The presentation, held on Monday, Sept. 16, in the Lakeview High School cafeteria, drew in a number of local residents and public officials to learn proper precautionary measures for such an emergency situation.
Annmarie Huber, a volunteer with the American Red Cross, and Althea Rizzo with the Oregon Emergency Management agency, led the presentation, entitled “Surviving the Big One — Understanding and Preparing for a Major Earthquake Event in Oregon.”
The evening’s informational component included an examination of the Pacific Northwest’s geologic features, including those that could influence an eventual large-scale earthquake event.
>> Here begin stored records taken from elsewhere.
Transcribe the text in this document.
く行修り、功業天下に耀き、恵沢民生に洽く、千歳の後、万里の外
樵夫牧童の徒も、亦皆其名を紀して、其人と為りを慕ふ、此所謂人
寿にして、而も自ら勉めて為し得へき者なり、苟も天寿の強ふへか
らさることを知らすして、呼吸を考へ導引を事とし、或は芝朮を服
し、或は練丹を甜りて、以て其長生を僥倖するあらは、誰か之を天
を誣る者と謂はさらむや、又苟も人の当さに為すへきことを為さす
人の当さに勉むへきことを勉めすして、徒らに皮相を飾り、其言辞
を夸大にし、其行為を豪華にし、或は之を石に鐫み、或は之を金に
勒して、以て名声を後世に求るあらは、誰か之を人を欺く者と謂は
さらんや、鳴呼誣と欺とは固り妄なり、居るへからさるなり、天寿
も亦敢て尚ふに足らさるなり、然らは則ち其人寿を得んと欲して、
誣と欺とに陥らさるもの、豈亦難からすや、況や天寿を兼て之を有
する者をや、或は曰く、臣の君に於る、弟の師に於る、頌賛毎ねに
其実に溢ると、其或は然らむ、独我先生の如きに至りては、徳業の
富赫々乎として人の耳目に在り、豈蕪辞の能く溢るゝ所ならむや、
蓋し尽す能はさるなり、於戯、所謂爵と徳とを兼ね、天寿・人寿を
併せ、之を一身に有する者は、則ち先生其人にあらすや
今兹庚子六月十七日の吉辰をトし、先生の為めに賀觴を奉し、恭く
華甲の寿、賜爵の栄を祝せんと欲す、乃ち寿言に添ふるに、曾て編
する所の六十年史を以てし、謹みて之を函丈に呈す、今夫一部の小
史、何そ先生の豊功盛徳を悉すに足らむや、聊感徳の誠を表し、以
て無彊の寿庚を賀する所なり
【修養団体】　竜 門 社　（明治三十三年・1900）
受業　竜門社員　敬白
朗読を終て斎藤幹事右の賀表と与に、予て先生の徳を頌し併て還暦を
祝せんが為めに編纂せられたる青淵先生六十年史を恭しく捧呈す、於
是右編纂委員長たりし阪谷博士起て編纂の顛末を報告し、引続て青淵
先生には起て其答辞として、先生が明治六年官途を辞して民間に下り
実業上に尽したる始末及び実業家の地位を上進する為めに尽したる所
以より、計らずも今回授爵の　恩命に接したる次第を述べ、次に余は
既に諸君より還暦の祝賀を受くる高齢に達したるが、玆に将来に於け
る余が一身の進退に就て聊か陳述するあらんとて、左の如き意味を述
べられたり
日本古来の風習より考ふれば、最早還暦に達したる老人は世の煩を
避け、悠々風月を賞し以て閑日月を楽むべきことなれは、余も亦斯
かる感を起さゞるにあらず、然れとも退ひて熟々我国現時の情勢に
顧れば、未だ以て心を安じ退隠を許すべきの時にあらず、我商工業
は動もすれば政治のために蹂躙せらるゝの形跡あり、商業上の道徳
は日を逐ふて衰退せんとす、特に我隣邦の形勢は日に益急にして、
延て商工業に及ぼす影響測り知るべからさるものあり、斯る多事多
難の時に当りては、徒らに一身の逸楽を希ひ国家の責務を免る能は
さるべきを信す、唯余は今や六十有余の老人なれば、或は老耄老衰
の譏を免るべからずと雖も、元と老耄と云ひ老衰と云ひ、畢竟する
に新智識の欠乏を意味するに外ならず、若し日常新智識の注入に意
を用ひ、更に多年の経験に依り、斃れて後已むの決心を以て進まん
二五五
The Cascadia Subduction Zone is one such example, a 600-mile long feature that spans from British Columbia, Canada, all the way to northern California.
“If you’re already set for a severe winter storm, then you’re probably already 90 percent there preparing for (an earthquake),” Rizzo said.
Rizzo reviewed the mechanics of plate tectonics and their nature of motion that ultimately leads to seismic activity.
Geologic hazards specific to Oregon include earthquakes, volcanoes, tsunamis and landslides, she said, with both the former and latter likely occurrences in Lake County.
Rizzo said that there is a 37 percent chance of a major earthquake event in the next 50 years. The last major Cascadia Subduction Zone earthquake was recorded in 1700, and it is unknown when the next one will occur, she said.
Along with the science behind such seismic occurrences, personal family preparedness techniques were also a point of primary focus.
Local infrastructure recovery following a devastating event was also cited as a factor of discussion. Liquid fuel availability and vulnerability along with electricity, local public safety agency and drinking water and sewer services were among those to see impacts in the event of a catastrophic event.
Oregon’s building codes first addressed seismic preparations and reinforcement in 1990, so it should come as no surprise that the vast majority of older buildings are not structurally prepared for such events, by original design.
Likewise, catastrophic events in recent years have led to important lessons in emergency response time, Rizzo said.
“We learned a lot from Katrina and Sandy had a much better response,” she said. “It takes time to come back from this.”
Huber noted the checklist for family earthquake preparation includes knowing what hazards exist, developing a plan and building an emergency kit.